Fashion assignments inspired by pandemic
Fashion: A sign of the times
Like so many teachers in recent weeks, Carmen Galliano had to pivot from leading a hands-on learning environment to an online one. During this time, the fashion design and merchandising teacher at the Center for Career Services noticed that one thing had not changed – the fact that inspiration for fashion trends can come from anywhere.
With that in mind, she recently gave her students assignments inspired by the COVID-19 pandemic.
“As I always say, fashion is a reflection of what's happening all around us,” Ms. Galiano said. “So, students are working on themes for when we do go outside again, such as Quarantine Couture, Lockdown Leisure Looks, Remote Worker Wardrobe, Frontline Essential Ensembles and Protection Apparel.”
Students are also continuing to work on practicing their fashion drawing skills as they think about and design clothing that is related to the pandemic fashion themes.
In addition, students are also working on making protective masks, a project they began working on in March before the pandemic forced schools to close\
“Now that Governor Cuomo has mandated masks to be worn by everyone, it has become a new fashion necessity,” Ms. Galiano said.

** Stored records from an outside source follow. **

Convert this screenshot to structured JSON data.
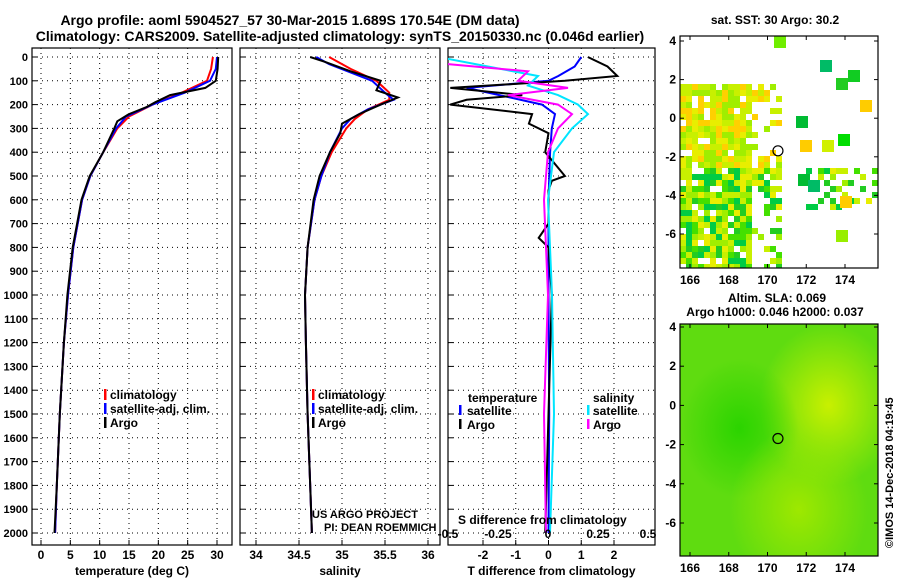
{
  "title_line1": "Argo profile: aoml 5904527_57 30-Mar-2015 1.689S 170.54E (DM data)",
  "title_line2": "Climatology: CARS2009. Satellite-adjusted climatology: synTS_20150330.nc (0.046d earlier)",
  "colors": {
    "climatology": "#ff0000",
    "satellite": "#0000ff",
    "argo": "#000000",
    "sal_satellite": "#00e5ff",
    "sal_argo": "#ff00ff"
  },
  "chart_data": [
    {
      "type": "line",
      "name": "temperature",
      "xlabel": "temperature (deg C)",
      "ylabel": "",
      "xlim": [
        -2,
        32
      ],
      "ylim": [
        2100,
        0
      ],
      "xticks": [
        0,
        5,
        10,
        15,
        20,
        25,
        30
      ],
      "yticks": [
        0,
        100,
        200,
        300,
        400,
        500,
        600,
        700,
        800,
        900,
        1000,
        1100,
        1200,
        1300,
        1400,
        1500,
        1600,
        1700,
        1800,
        1900,
        2000
      ],
      "legend": [
        "climatology",
        "satellite-adj. clim.",
        "Argo"
      ],
      "legend_position": "bottom-right",
      "annotation": "",
      "series": [
        {
          "name": "climatology",
          "color": "#ff0000",
          "depth": [
            0,
            50,
            100,
            150,
            200,
            250,
            300,
            400,
            500,
            600,
            800,
            1000,
            1200,
            1500,
            1800,
            2000
          ],
          "values": [
            29.3,
            29.0,
            28.3,
            24,
            19,
            15,
            13,
            10.6,
            8.4,
            7,
            5.5,
            4.6,
            3.9,
            3.2,
            2.7,
            2.4
          ]
        },
        {
          "name": "satellite-adj. clim.",
          "color": "#0000ff",
          "depth": [
            0,
            50,
            100,
            150,
            200,
            250,
            300,
            400,
            500,
            600,
            800,
            1000,
            1200,
            1500,
            1800,
            2000
          ],
          "values": [
            30,
            29.8,
            28.8,
            24.5,
            19,
            14.5,
            12.8,
            10.6,
            8.4,
            7,
            5.5,
            4.6,
            3.9,
            3.2,
            2.7,
            2.4
          ]
        },
        {
          "name": "Argo",
          "color": "#000000",
          "depth": [
            0,
            50,
            100,
            130,
            160,
            190,
            210,
            240,
            270,
            300,
            400,
            500,
            600,
            800,
            1000,
            1200,
            1500,
            1800,
            2000
          ],
          "values": [
            30.2,
            30.1,
            29.8,
            28,
            22,
            19.5,
            18,
            15,
            13,
            12.5,
            10.6,
            8.3,
            6.9,
            5.4,
            4.5,
            3.9,
            3.2,
            2.7,
            2.3
          ]
        }
      ]
    },
    {
      "type": "line",
      "name": "salinity",
      "xlabel": "salinity",
      "xlim": [
        33.9,
        36.2
      ],
      "ylim": [
        2100,
        0
      ],
      "xticks": [
        34,
        34.5,
        35,
        35.5,
        36
      ],
      "xticklabels": [
        "34",
        "34.5",
        "35",
        "35.5",
        "36"
      ],
      "legend": [
        "climatology",
        "satellite-adj. clim.",
        "Argo"
      ],
      "legend_position": "bottom-right",
      "annotation": [
        "US ARGO PROJECT",
        "PI: DEAN ROEMMICH"
      ],
      "series": [
        {
          "name": "climatology",
          "color": "#ff0000",
          "depth": [
            0,
            50,
            100,
            150,
            180,
            220,
            260,
            300,
            400,
            500,
            600,
            800,
            1000,
            1200,
            1500,
            1800,
            2000
          ],
          "values": [
            34.85,
            35.1,
            35.4,
            35.55,
            35.55,
            35.3,
            35.15,
            35.05,
            34.88,
            34.76,
            34.68,
            34.6,
            34.57,
            34.58,
            34.6,
            34.63,
            34.65
          ]
        },
        {
          "name": "satellite-adj. clim.",
          "color": "#0000ff",
          "depth": [
            0,
            30,
            100,
            150,
            180,
            220,
            260,
            300,
            400,
            500,
            600,
            800,
            1000,
            1200,
            1500,
            1800,
            2000
          ],
          "values": [
            34.7,
            34.85,
            35.35,
            35.5,
            35.6,
            35.3,
            35.1,
            35.0,
            34.86,
            34.76,
            34.68,
            34.6,
            34.57,
            34.58,
            34.6,
            34.63,
            34.65
          ]
        },
        {
          "name": "Argo",
          "color": "#000000",
          "depth": [
            0,
            20,
            60,
            100,
            140,
            170,
            200,
            240,
            280,
            320,
            400,
            500,
            600,
            800,
            1000,
            1200,
            1500,
            1800,
            2000
          ],
          "values": [
            34.63,
            34.8,
            35.1,
            35.45,
            35.4,
            35.65,
            35.45,
            35.2,
            35.0,
            34.98,
            34.86,
            34.74,
            34.67,
            34.6,
            34.57,
            34.58,
            34.6,
            34.63,
            34.65
          ]
        }
      ]
    },
    {
      "type": "line",
      "name": "difference",
      "xlabel": "T difference from climatology",
      "x2label": "S difference from climatology",
      "xlim": [
        -3,
        3.2
      ],
      "ylim": [
        2100,
        0
      ],
      "xticks": [
        -2,
        -1,
        0,
        1,
        2
      ],
      "x2ticks": [
        -0.5,
        -0.25,
        0,
        0.25,
        0.5
      ],
      "x2ticklabels": [
        "-0.5",
        "-0.25",
        "0",
        "0.25",
        "0.5"
      ],
      "legend_temperature": {
        "title": "temperature",
        "items": [
          "satellite",
          "Argo"
        ]
      },
      "legend_salinity": {
        "title": "salinity",
        "items": [
          "satellite",
          "Argo"
        ]
      },
      "series": [
        {
          "name": "T satellite",
          "color": "#0000ff",
          "depth": [
            0,
            40,
            80,
            100,
            130,
            160,
            200,
            240,
            300,
            400,
            600,
            1000,
            1500,
            2000
          ],
          "values": [
            1,
            0.8,
            0.3,
            0,
            -2.5,
            -1.5,
            -0.2,
            0.2,
            0.1,
            0.05,
            0,
            0,
            0.02,
            0
          ]
        },
        {
          "name": "T Argo",
          "color": "#000000",
          "depth": [
            0,
            40,
            80,
            100,
            130,
            160,
            180,
            200,
            240,
            280,
            320,
            400,
            500,
            520,
            560,
            700,
            760,
            800,
            1000,
            1500,
            2000
          ],
          "values": [
            1.2,
            1.8,
            2.1,
            0.5,
            -3,
            -0.8,
            -2.5,
            -3,
            -0.5,
            -0.6,
            0,
            -0.1,
            0.5,
            0.1,
            0,
            0,
            -0.3,
            0,
            0.1,
            0,
            -0.1
          ]
        },
        {
          "name": "S satellite",
          "color": "#00e5ff",
          "depth": [
            0,
            40,
            80,
            120,
            160,
            200,
            240,
            300,
            400,
            600,
            1000,
            1500,
            2000
          ],
          "values": [
            -0.55,
            -0.3,
            -0.05,
            -0.1,
            0.05,
            0.15,
            0.2,
            0.12,
            0.03,
            0,
            0.02,
            0.03,
            0.01
          ]
        },
        {
          "name": "S Argo",
          "color": "#ff00ff",
          "depth": [
            0,
            30,
            60,
            100,
            130,
            160,
            200,
            240,
            300,
            400,
            600,
            1000,
            1500,
            2000
          ],
          "values": [
            -0.6,
            -0.5,
            -0.1,
            -0.15,
            0.1,
            -0.2,
            0.05,
            0.12,
            0.05,
            0,
            -0.02,
            0,
            -0.02,
            -0.01
          ]
        }
      ]
    },
    {
      "type": "heatmap",
      "name": "sst-map",
      "title": "sat. SST: 30 Argo: 30.2",
      "xticks": [
        166,
        168,
        170,
        172,
        174
      ],
      "yticks": [
        4,
        2,
        0,
        -2,
        -4,
        -6
      ],
      "xlim": [
        165.5,
        175.7
      ],
      "ylim": [
        -7.7,
        4.2
      ],
      "marker": {
        "lon": 170.54,
        "lat": -1.689
      }
    },
    {
      "type": "heatmap",
      "name": "sla-map",
      "title_line1": "Altim. SLA: 0.069",
      "title_line2": "Argo h1000: 0.046 h2000: 0.037",
      "xticks": [
        166,
        168,
        170,
        172,
        174
      ],
      "yticks": [
        4,
        2,
        0,
        -2,
        -4,
        -6
      ],
      "xlim": [
        165.5,
        175.7
      ],
      "ylim": [
        -7.7,
        4.2
      ],
      "marker": {
        "lon": 170.54,
        "lat": -1.689
      }
    }
  ],
  "credit": "©IMOS 14-Dec-2018 04:19:45"
}
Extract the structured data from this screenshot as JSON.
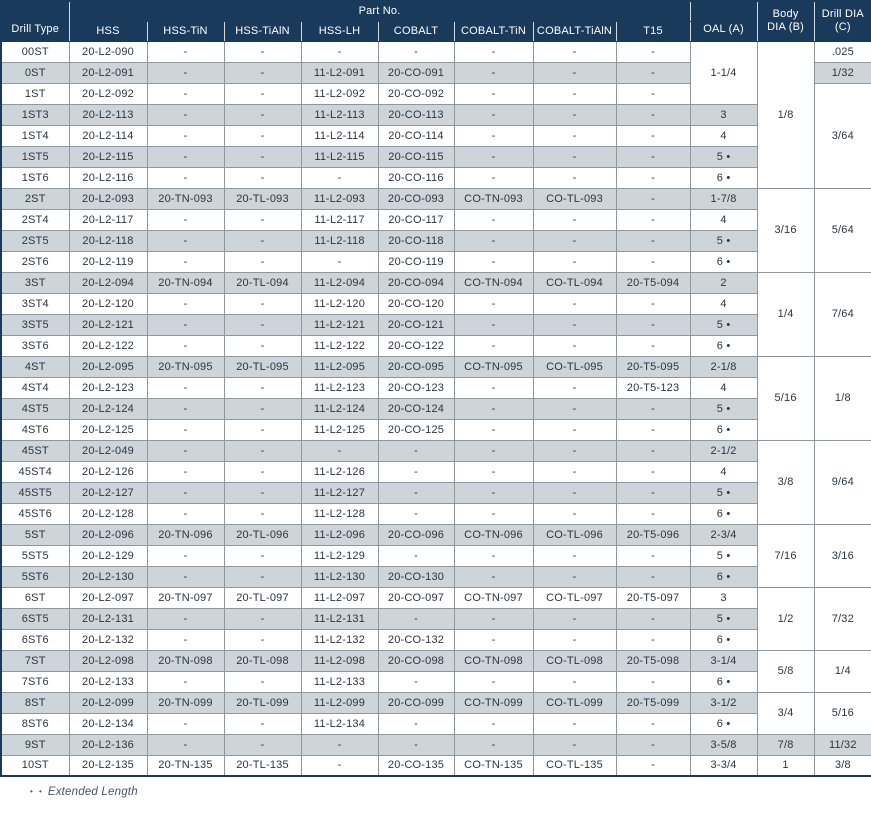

Students who have access to a sewing machine at home were given fabric and other tools to make masks for themselves and their family members. Those who do not have sewing machines at home were given the necessary materials to make no-sew versions with cut-up old T-shirts or bandanas.
Ms. Galiano is using Google Classroom to share assignment information and Google Meets to chat with her students throughout the week.
In addition to their class work, students are also responsible for Career Development and Occupational Studies (CDOS) assignments. In this instance, they are required to write a résumé and cover letter for a specific job. They also need to find examples of appropriate attire for job interviews for both men and women, as well as answer common interview questions. This assignment helps to fulfill a students’ CDOS credential.
One challenge that Ms. Galiano has encountered was how to proceed with the biannual fashion show. Every other year, her students put on a show that highlights their work. All students at the Center for Career Services campus, as well as special guests, are invited to the event which is modeled after a high-end fashion show.
As the reopening of schools has yet to be established by New York State, the fashion show might not take place. Since students have not had access to fabric and they have lost much sewing time, Ms. Galiano has been looking into the possibility of having students create videos of the work they have completed at home. The individual student videos would be assembled into one long video compilation to highlight the students’ work.
Ms. Galiano said that students would be welcome to use whatever styles they create at home, whether they repurposed articles of clothing or made something new.
“They can even be creative with non-conventional materials,” she said. “We'll see how that goes when they begin the assignment.”